The input container formats ncarnate distinguishes between.

NETCDF3 = 'netCDF3 (classic)'
HDF5 = 'HDF5 / netCDF4'
HDF4 = 'HDF4 / HDF-EOS2'
UNKNOWN = 'unknown'
ncarnate.detect_format(path)[source]

Identifies the container format of the file at path from its magic bytes.

Parameters:

path (str)

Return type:

FileFormat

Exceptions

All errors ncarnate raises deliberately derive from NcarnateError.

Defines the exception hierarchy for the ncarnate package.

Copyright (c) 2020-2026 Erick Edward Shepherd. MIT License — see the top-level LICENSE file.
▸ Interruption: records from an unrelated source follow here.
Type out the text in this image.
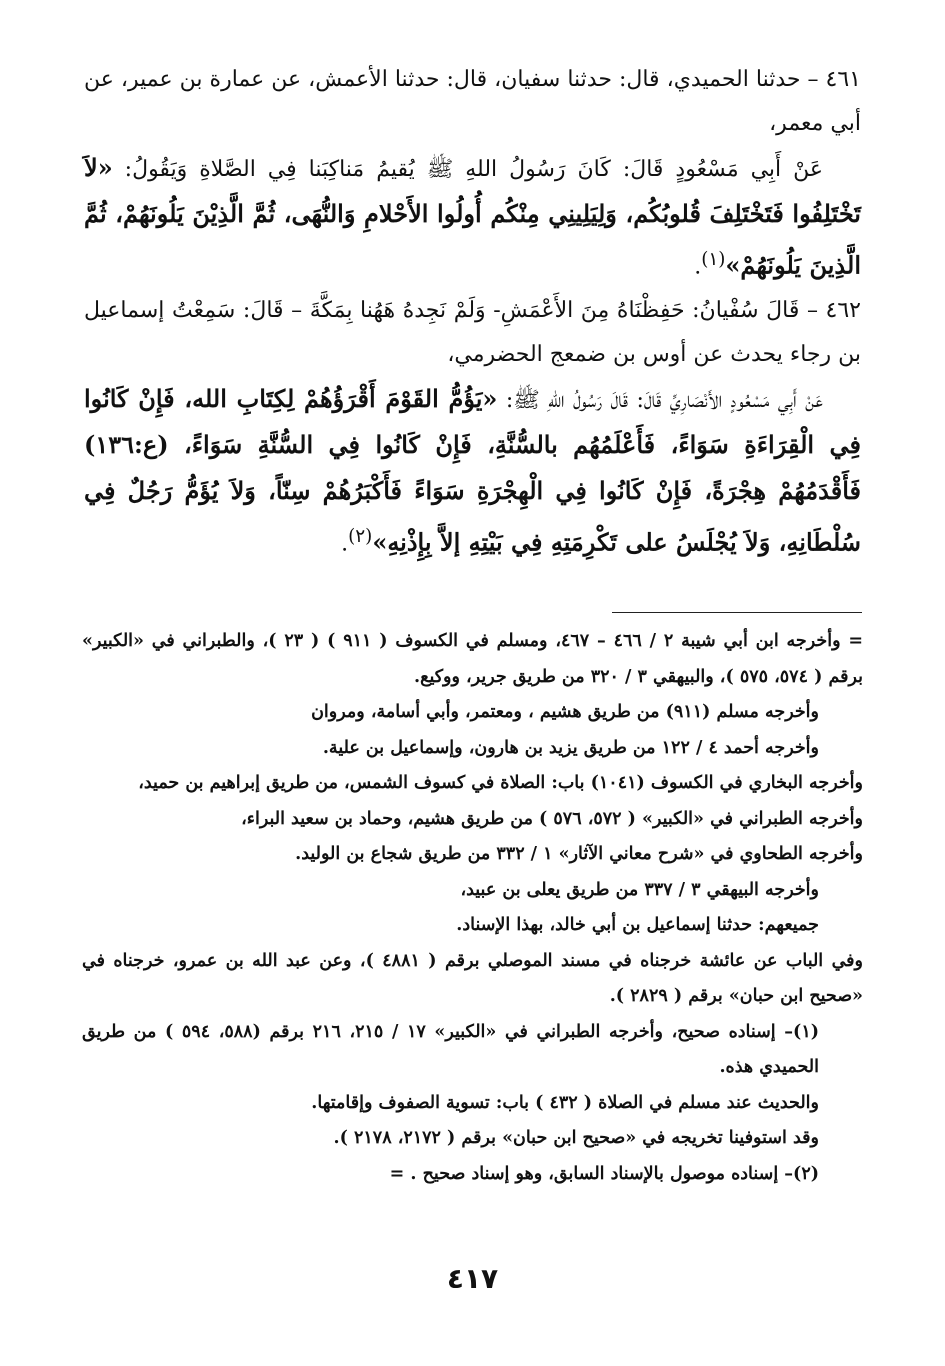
٤٦١ – حدثنا الحميدي، قال: حدثنا سفيان، قال: حدثنا الأعمش، عن عمارة بن عمير، عن أبي معمر،

عَنْ أَبِي مَسْعُودٍ قَالَ: كَانَ رَسُولُ اللهِ ﷺ يُقيمُ مَناكِبَنا فِي الصَّلاةِ وَيَقُولُ: «لاَ تَخْتَلِفُوا فَتَخْتَلِفَ قُلوبُكُم، وَلِيَلِينِي مِنْكُم أُولُوا الأَحْلامِ وَالنُّهَى، ثُمَّ الَّذِيْنَ يَلُونَهُمْ، ثُمَّ الَّذِينَ يَلُونَهُمْ»$^{(١)}$.

٤٦٢ – قَالَ سُفْيانُ: حَفِظْنَاهُ مِنَ الأَعْمَشِ- وَلَمْ نَجِدهُ هَهُنا بِمَكَّةَ – قَالَ: سَمِعْتُ إسماعيل بن رجاء يحدث عن أوس بن ضمعج الحضرمي،

عَنْ أَبِي مَسْعُودٍ الأَنْصَارِيِّ قَالَ: قَالَ رَسُولُ اللهِ ﷺ: «يَؤُمُّ القَوْمَ أَقْرَؤُهُمْ لِكِتَابِ الله، فَإِنْ كَانُوا فِي الْقِرَاءَةِ سَوَاءً، فَأَعْلَمُهُم بالسُّنَّةِ، فَإِنْ كَانُوا فِي السُّنَّةِ سَوَاءً، (ع:١٣٦) فَأَقْدَمُهُمْ هِجْرَةً، فَإِنْ كَانُوا فِي الْهِجْرَةِ سَوَاءً فَأَكْبَرُهُمْ سِنّاً، وَلاَ يُؤَمُّ رَجُلٌ فِي سُلْطَانِهِ، وَلاَ يُجْلَسُ على تَكْرِمَتِهِ فِي بَيْتِهِ إلاَّ بِإِذْنِهِ»$^{(٢)}$.

= وأخرجه ابن أبي شيبة ٢ / ٤٦٦ – ٤٦٧، ومسلم في الكسوف ( ٩١١ ) ( ٢٣ )، والطبراني في «الكبير» برقم ( ٥٧٤، ٥٧٥ )، والبيهقي ٣ / ٣٢٠ من طريق جرير، ووكيع.

وأخرجه مسلم (٩١١) من طريق هشيم ، ومعتمر، وأبي أسامة، ومروان

وأخرجه أحمد ٤ / ١٢٢ من طريق يزيد بن هارون، وإسماعيل بن علية.

وأخرجه البخاري في الكسوف (١٠٤١) باب: الصلاة في كسوف الشمس، من طريق إبراهيم بن حميد،

وأخرجه الطبراني في «الكبير» ( ٥٧٢، ٥٧٦ ) من طريق هشيم، وحماد بن سعيد البراء،

وأخرجه الطحاوي في «شرح معاني الآثار» ١ / ٣٣٢ من طريق شجاع بن الوليد.

وأخرجه البيهقي ٣ / ٣٣٧ من طريق يعلى بن عبيد،

جميعهم: حدثنا إسماعيل بن أبي خالد، بهذا الإسناد.

وفي الباب عن عائشة خرجناه في مسند الموصلي برقم ( ٤٨٨١ )، وعن عبد الله بن عمرو، خرجناه في «صحيح ابن حبان» برقم ( ٢٨٢٩ ).

(١)– إسناده صحيح، وأخرجه الطبراني في «الكبير» ١٧ / ٢١٥، ٢١٦ برقم (٥٨٨، ٥٩٤ ) من طريق الحميدي هذه.

والحديث عند مسلم في الصلاة ( ٤٣٢ ) باب: تسوية الصفوف وإقامتها.

وقد استوفينا تخريجه في «صحيح ابن حبان» برقم ( ٢١٧٢، ٢١٧٨ ).

(٢)– إسناده موصول بالإسناد السابق، وهو إسناد صحيح . =

٤١٧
exception ncarnate.errors.NcarnateError(*args, code=None)[source]

Bases: Exception

The base class for all errors raised deliberately by ncarnate.
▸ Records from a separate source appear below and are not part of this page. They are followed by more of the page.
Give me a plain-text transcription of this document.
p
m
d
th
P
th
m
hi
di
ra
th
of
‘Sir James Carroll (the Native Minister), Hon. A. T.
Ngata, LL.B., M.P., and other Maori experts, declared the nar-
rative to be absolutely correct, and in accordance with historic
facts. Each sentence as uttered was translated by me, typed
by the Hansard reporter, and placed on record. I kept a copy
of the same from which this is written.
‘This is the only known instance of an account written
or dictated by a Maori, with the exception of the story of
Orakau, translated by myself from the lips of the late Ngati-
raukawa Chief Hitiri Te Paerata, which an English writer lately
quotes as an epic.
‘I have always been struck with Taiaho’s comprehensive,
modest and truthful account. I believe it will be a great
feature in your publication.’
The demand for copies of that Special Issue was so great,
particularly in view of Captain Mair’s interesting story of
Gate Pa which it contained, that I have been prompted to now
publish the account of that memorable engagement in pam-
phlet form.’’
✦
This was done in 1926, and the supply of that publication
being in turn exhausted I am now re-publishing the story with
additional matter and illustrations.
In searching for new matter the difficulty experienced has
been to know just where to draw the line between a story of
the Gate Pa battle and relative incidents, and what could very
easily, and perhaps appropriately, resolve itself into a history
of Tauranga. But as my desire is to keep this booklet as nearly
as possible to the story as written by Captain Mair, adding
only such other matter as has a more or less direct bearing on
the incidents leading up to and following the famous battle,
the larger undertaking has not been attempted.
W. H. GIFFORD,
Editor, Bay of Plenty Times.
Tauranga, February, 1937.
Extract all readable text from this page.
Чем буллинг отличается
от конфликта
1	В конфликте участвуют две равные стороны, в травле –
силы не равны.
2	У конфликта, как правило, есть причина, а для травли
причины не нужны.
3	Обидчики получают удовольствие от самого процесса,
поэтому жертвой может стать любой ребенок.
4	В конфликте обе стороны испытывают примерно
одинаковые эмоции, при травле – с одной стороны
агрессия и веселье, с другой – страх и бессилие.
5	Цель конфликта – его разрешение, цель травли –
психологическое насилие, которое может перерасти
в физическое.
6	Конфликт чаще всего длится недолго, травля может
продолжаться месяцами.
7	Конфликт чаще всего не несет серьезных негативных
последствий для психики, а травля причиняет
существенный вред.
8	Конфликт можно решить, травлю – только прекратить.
Carries an optional structured code (a ncarnate.audit.codes registry string) so the audit can disambiguate raise sites that share one exception type — e.g. UnsupportedGeolocationError is both a packed-geolocation blocker and a name collision. The code is set at the raise site, never intrinsic to the type; code defaults to None and the message is unchanged.

Parameters:

code (str | None)

exception ncarnate.errors.UnsupportedFormatError(*args, code=None)[source]

Bases: NcarnateError

Raised when an input file is not a format ncarnate can read.

Parameters:

code (str | None)

exception ncarnate.errors.UnsupportedTypeError(*args, code=None)[source]

Bases: NcarnateError

Raised when a variable uses a netCDF4 user-defined type (compound, VLen, enum, or opaque) that is outside the v2 fidelity guarantee. ncarnate fails loud rather than guessing at a lossy copy.

Parameters:

code (str | None)

exception ncarnate.errors.EosParseError(*args, code=None)[source]

Bases: NcarnateError

Raised when a file’s StructMetadata text cannot be parsed as the ODL structure HDF-EOS2 defines.

Parameters:

code (str | None)

exception ncarnate.errors.UnsupportedProjectionError(*args, code=None)[source]

Bases: NcarnateError

Raised when an HDF-EOS2 grid uses a GCTP projection ncarnate has not verified against a fixture. A wrong coordinate is worse than a refused conversion; --no-geolocation converts the SDS payload without reconstruction.

Parameters:

code (str | None)

exception ncarnate.errors.UnsupportedGeolocationError(*args, code=None)[source]

Bases: NcarnateError

Raised when an HDF-EOS2 structure uses a geolocation construct outside the v2 scope (index dimension maps, merged fields, missing geolocation fields). --no-geolocation converts the SDS payload without reconstruction.

Parameters:

code (str | None)

exception ncarnate.errors.VerificationError(*args, code=None)[source]

Bases: NcarnateError

Raised when the post-write verification pass finds any difference between the source file and the recompressed copy. The source file is never replaced when this is raised.

Parameters:

code (str | None)

exception ncarnate.errors.AllocationTooLargeError(*args, code=None)[source]

Bases: NcarnateError

Raised when a file’s declared array (from untrusted metadata) would exceed the allocation safety ceiling — a tiny-file-declares-terabytes size bomb. A dedicated type lets the audit’s classifier map it to the unsafe status by type as well as by code.